What happens after death is so unspeakably glorious that our imagination and our feelings do not suffice to form even an approximate conception of it. The dissolution of our time-bound form in eternity brings no loss of meaning. – Carl Jung
Death is not extinguishing the light; it is putting out the lamp because dawn has come. – Rabindranath Tagore
Die happily and look forward to taking up a new and better form. Like the sun, only when you set in the west can you rise in the east. – Rumi
Death is simply a shedding of the physical body like the butterfly shedding its cocoon. It is a transition to a higher state of consciousness where you continue to perceive, to understand, to laugh, and to be able to grow. – Elizabeth Kubler-Ross
I’m not afraid of death because I don’t believe in it. It’s just getting out of one car and into another. – John Lennon
Everything science has taught me – and continues to teach me – strengthens my belief in the continuity of our spiritual existence after death. Nothing disappears without a trace. – Wernher von Braun
The virtues we acquire, which develop slowly within us, are the invisible links that bind each one of our existences to the others – existences which the spirit alone remembers, for Matter has no memory for spiritual things. – Honore Balzac
After each sunset comes a sunrise. – Abdu’l-Baha
Every death is also a birth.
We spend nine months in our mother’s womb; and our birth into this world means we die to the womb-world. Then, if we’re lucky, we spend a century or so in this world. Inevitably, when we die to this material world we pass into the next existence, the world of the spirit.
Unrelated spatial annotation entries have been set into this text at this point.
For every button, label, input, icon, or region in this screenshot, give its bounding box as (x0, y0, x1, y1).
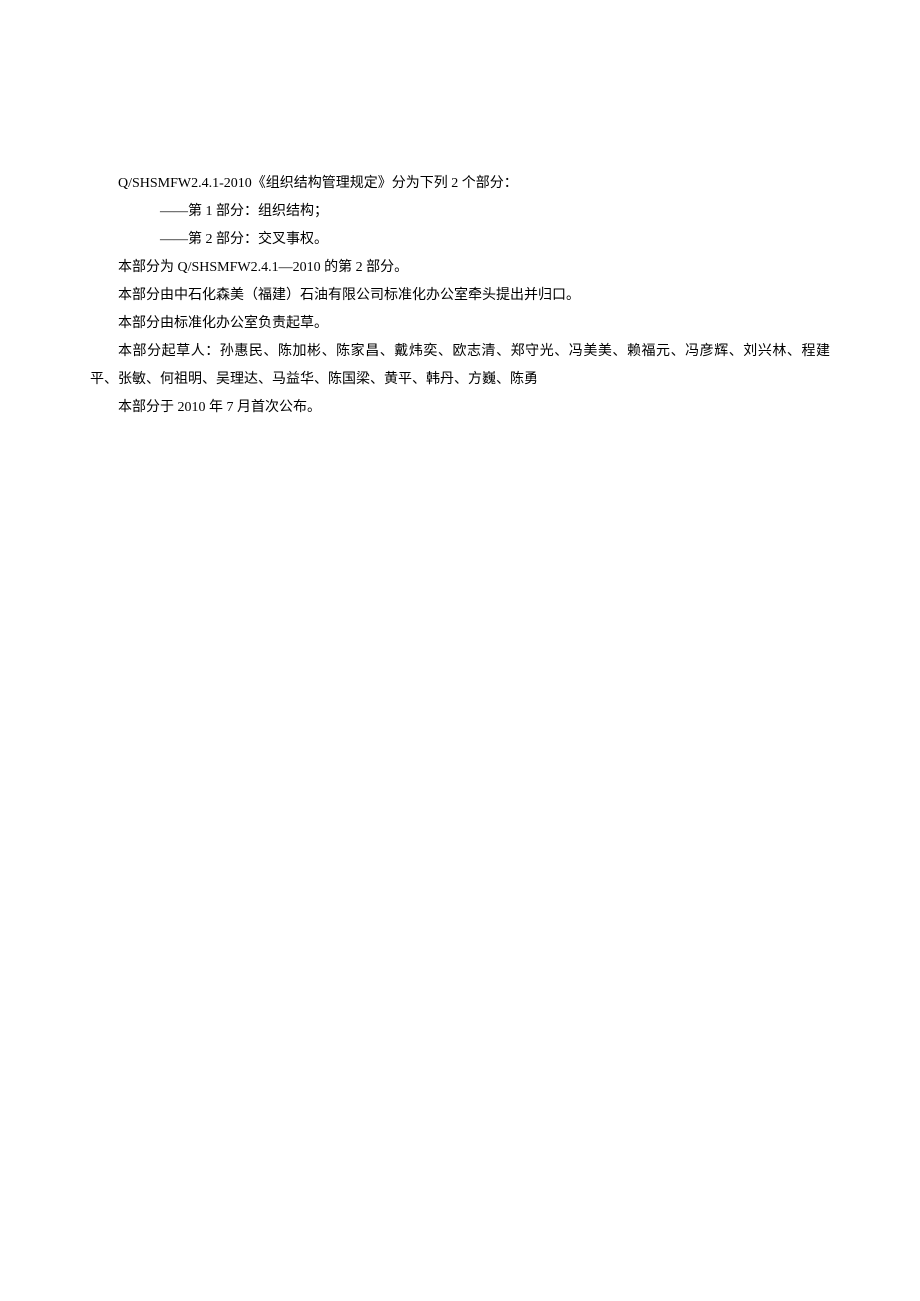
paragraph-proposer: 本部分由中石化森美（福建）石油有限公司标准化办公室牵头提出并归口。 (90, 282, 830, 310)
paragraph-drafter-org: 本部分由标准化办公室负责起草。 (90, 310, 830, 338)
paragraph-drafters: 本部分起草人：孙惠民、陈加彬、陈家昌、戴炜奕、欧志清、郑守光、冯美美、赖福元、冯… (90, 338, 830, 394)
paragraph-publish-date: 本部分于 2010 年 7 月首次公布。 (90, 394, 830, 422)
paragraph-part1: ——第 1 部分：组织结构； (90, 198, 830, 226)
paragraph-intro: Q/SHSMFW2.4.1-2010《组织结构管理规定》分为下列 2 个部分： (90, 170, 830, 198)
paragraph-part2: ——第 2 部分：交叉事权。 (90, 226, 830, 254)
document-content: Q/SHSMFW2.4.1-2010《组织结构管理规定》分为下列 2 个部分： … (90, 170, 830, 422)
paragraph-section: 本部分为 Q/SHSMFW2.4.1—2010 的第 2 部分。 (90, 254, 830, 282)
That means we die twice—once, to the womb-world; and again, to this world. We leave each of those places behind and graduate into a fresh life. We’re born twice, too—our final birth transmits the human soul to a new plane of existence, to an afterlife, to a divine, spiritual world. For that second birth, the Baha’i teachings say, we need to develop the means that will allow us to have an everlasting life:
That divine world is manifestly a world of lights; therefore man has need of illumination here. That is a world of love; the love of God is essential. It is a world of perfections; virtues or perfections must be acquired. That world is vivified by the breaths of the Holy Spirit; in this world we must seek them. That is the Kingdom of life everlasting; it must be attained during this vanishing existence.
By what means can man acquire these things? How shall he obtain these merciful gifts and powers? First, through the knowledge of God. Second, through the love of God. Third, through faith. Fourth, through philanthropic deeds. Fifth, through self-sacrifice. Sixth, through severance from this world. Seventh, through sanctity and holiness. Unless he acquires these forces and attains to these requirements he will surely be deprived of the life that is eternal. But if he possesses the knowledge of God, becomes ignited through the fire of the love of God, witnesses the great and mighty signs of the Kingdom, becomes the cause of love among mankind, and lives in the utmost state of sanctity and holiness, he shall surely attain to second birth, be baptized by the Holy Spirit and enjoy everlasting existence. – Abdu’l-Baha, Foundations of World Unity, pp. 63-64.
Here are Abdu’l-Baha’s beautiful, plainly-stated requirements in list form:
- The knowledge of God
- The love of God
- Philanthropic deeds
- Severance from this world
- Sanctity and holiness.
This unique list—a ladder to an everlasting existence—can help every human being attain heavenly grace.
In the Baha’i concept of the afterlife, the spiritual development we accomplish here readies and prepares us for what we’ll need there in the next stage of our existence. When Abdu’l-Baha says “Unless he acquires these forces and attains to these requirements he will surely be deprived of the life that is eternal,” he doesn’t mean that our “second birth” somehow won’t take place. Obviously, everyone goes through that experience of death and rebirth into the spiritual realm. But not everyone arrives there suitably equipped:
If he attains rebirth while in the world of nature, he will become informed of the divine world. He will observe that another and a higher world exists. Wonderful bounties descend; eternal life awaits; everlasting glory surrounds him. All the signs of reality and greatness are there. He will see the lights of God. All these experiences will be his when he is born out of the world of nature into the divine world. Therefore, for the perfect man there are two kinds of birth: the first, physical birth, is from the matrix of the mother; the second, or spiritual birth, is from the world of nature. In both he is without knowledge of the new world of existence he is entering. Therefore, rebirth means his release from the captivity of nature, freedom from attachment to this mortal and material life. – Abdu’l-Baha, The Promulgation of Universal Peace, pp. 304-305.
Release and freedom, the Baha’i teachings call this new stage of human existence. Those conditions require each of us to make a conscious decision in this life, which involves turning to God, doing good for others and detaching from the physical in favor of the spiritual realities of life.